NEW YORK/LUSAKA, le 26 novembre 2015 – Si la tendance actuelle se maintient, le nombre total de filles mariées pendant leur enfance en Afrique passera de 125 millions à 310 millions d’ici 2015, selon un rapport de l’UNICEF publié aujourd’hui à l’occasion du Sommet de la fille africaine. Cet événement est organisé par l’Union africaine à Lusaka, en Zambie.

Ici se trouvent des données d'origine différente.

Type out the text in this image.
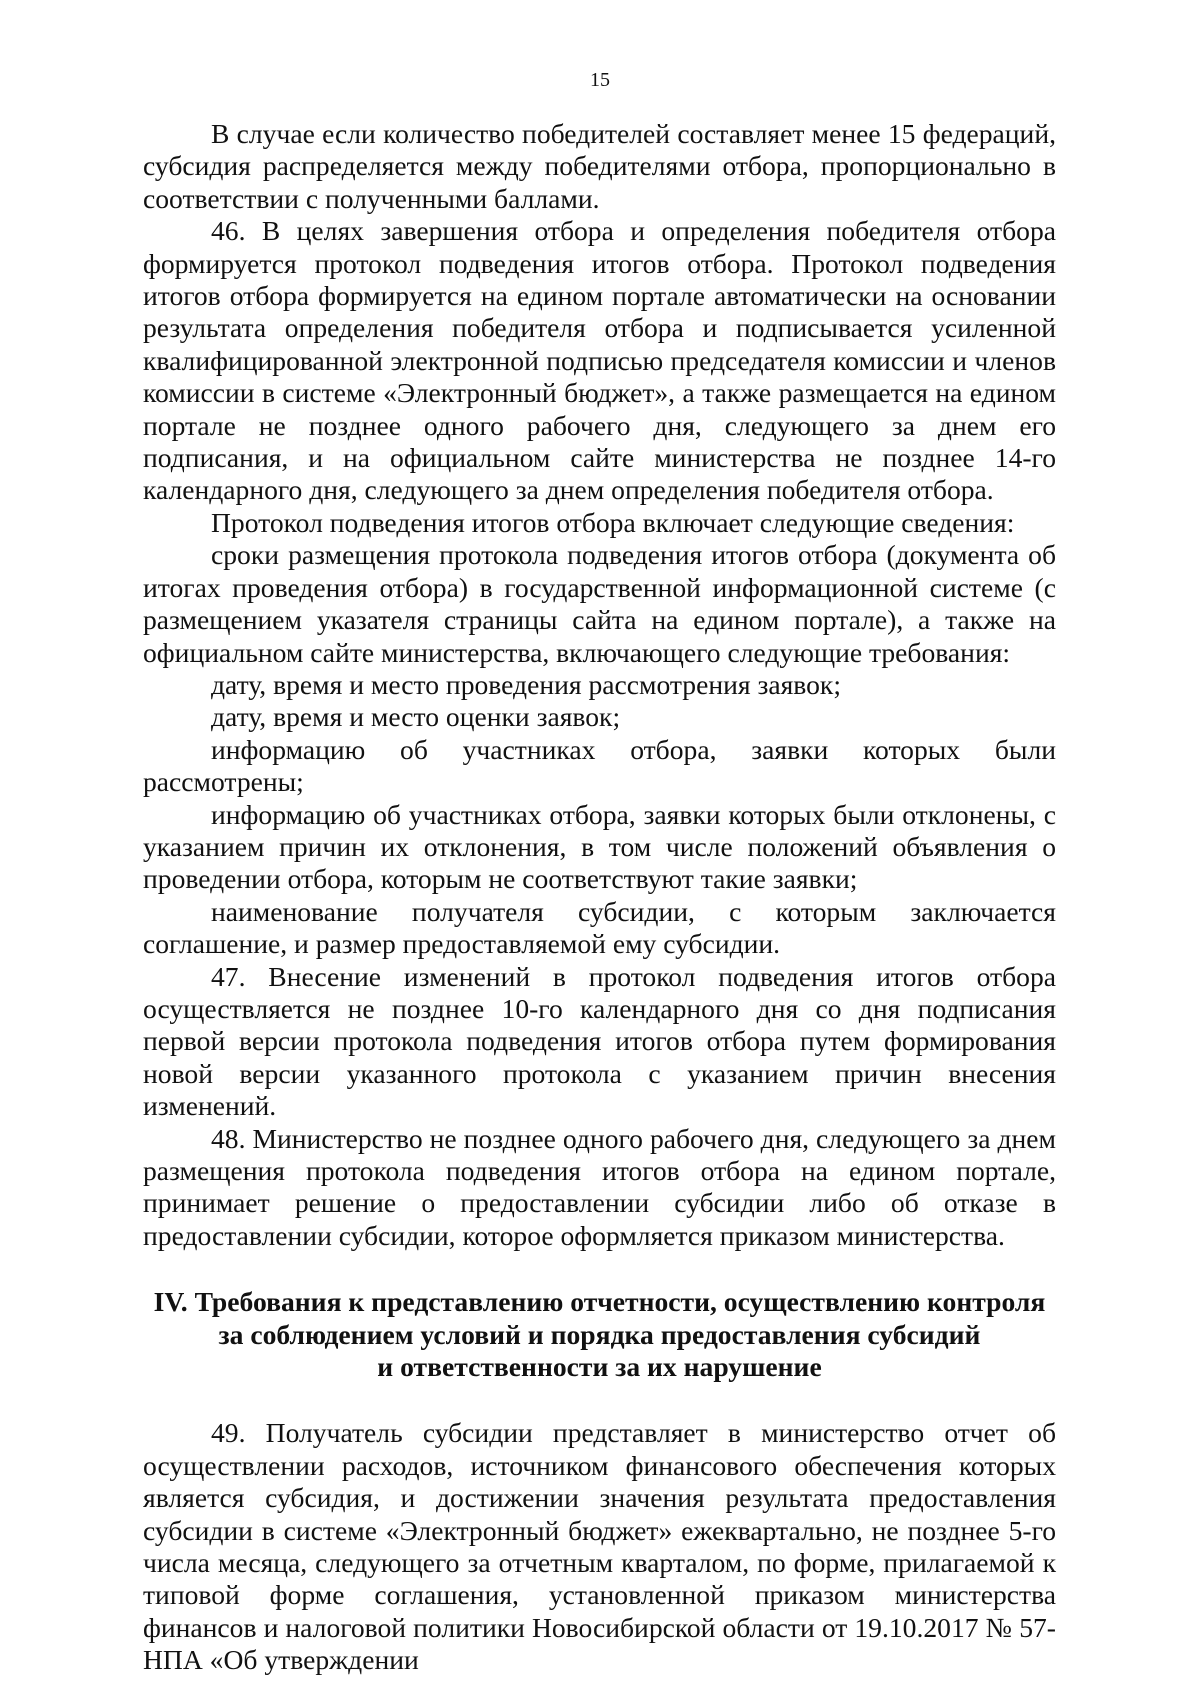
15

В случае если количество победителей составляет менее 15 федераций, субсидия распределяется между победителями отбора, пропорционально в соответствии с полученными баллами.

46. В целях завершения отбора и определения победителя отбора формируется протокол подведения итогов отбора. Протокол подведения итогов отбора формируется на едином портале автоматически на основании результата определения победителя отбора и подписывается усиленной квалифицированной электронной подписью председателя комиссии и членов комиссии в системе «Электронный бюджет», а также размещается на едином портале не позднее одного рабочего дня, следующего за днем его подписания, и на официальном сайте министерства не позднее 14-го календарного дня, следующего за днем определения победителя отбора.

Протокол подведения итогов отбора включает следующие сведения:

сроки размещения протокола подведения итогов отбора (документа об итогах проведения отбора) в государственной информационной системе (с размещением указателя страницы сайта на едином портале), а также на официальном сайте министерства, включающего следующие требования:

дату, время и место проведения рассмотрения заявок;

дату, время и место оценки заявок;

информацию об участниках отбора, заявки которых были рассмотрены;

информацию об участниках отбора, заявки которых были отклонены, с указанием причин их отклонения, в том числе положений объявления о проведении отбора, которым не соответствуют такие заявки;

наименование получателя субсидии, с которым заключается соглашение, и размер предоставляемой ему субсидии.

47. Внесение изменений в протокол подведения итогов отбора осуществляется не позднее 10-го календарного дня со дня подписания первой версии протокола подведения итогов отбора путем формирования новой версии указанного протокола с указанием причин внесения изменений.

48. Министерство не позднее одного рабочего дня, следующего за днем размещения протокола подведения итогов отбора на едином портале, принимает решение о предоставлении субсидии либо об отказе в предоставлении субсидии, которое оформляется приказом министерства.

IV. Требования к представлению отчетности, осуществлению контроля
за соблюдением условий и порядка предоставления субсидий
и ответственности за их нарушение

49. Получатель субсидии представляет в министерство отчет об осуществлении расходов, источником финансового обеспечения которых является субсидия, и достижении значения результата предоставления субсидии в системе «Электронный бюджет» ежеквартально, не позднее 5-го числа месяца, следующего за отчетным кварталом, по форме, прилагаемой к типовой форме соглашения, установленной приказом министерства финансов и налоговой политики Новосибирской области от 19.10.2017 № 57-НПА «Об утверждении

Ce rapport statistique de l’UNICEF, intitulé A Profile of Child Marriage in Africa (en anglais - La situation du mariage d’enfants en Afrique), souligne que de faibles taux de réduction associés à une croissance démographique rapide sont la cause principale de l’augmentation prévue. Dans toutes les autres régions du monde, les taux actuels de réduction et les tendances démographiques font en sorte qu’il y aura chaque année de moins en moins de filles mariées pendant leur enfance. D’ici 2050, l’Afrique dépassera l’Asie du Sud en tant que région du monde ayant le nombre le plus élevé de femmes âgées de 20 à 24 ans qui ont été mariées pendant leur enfance.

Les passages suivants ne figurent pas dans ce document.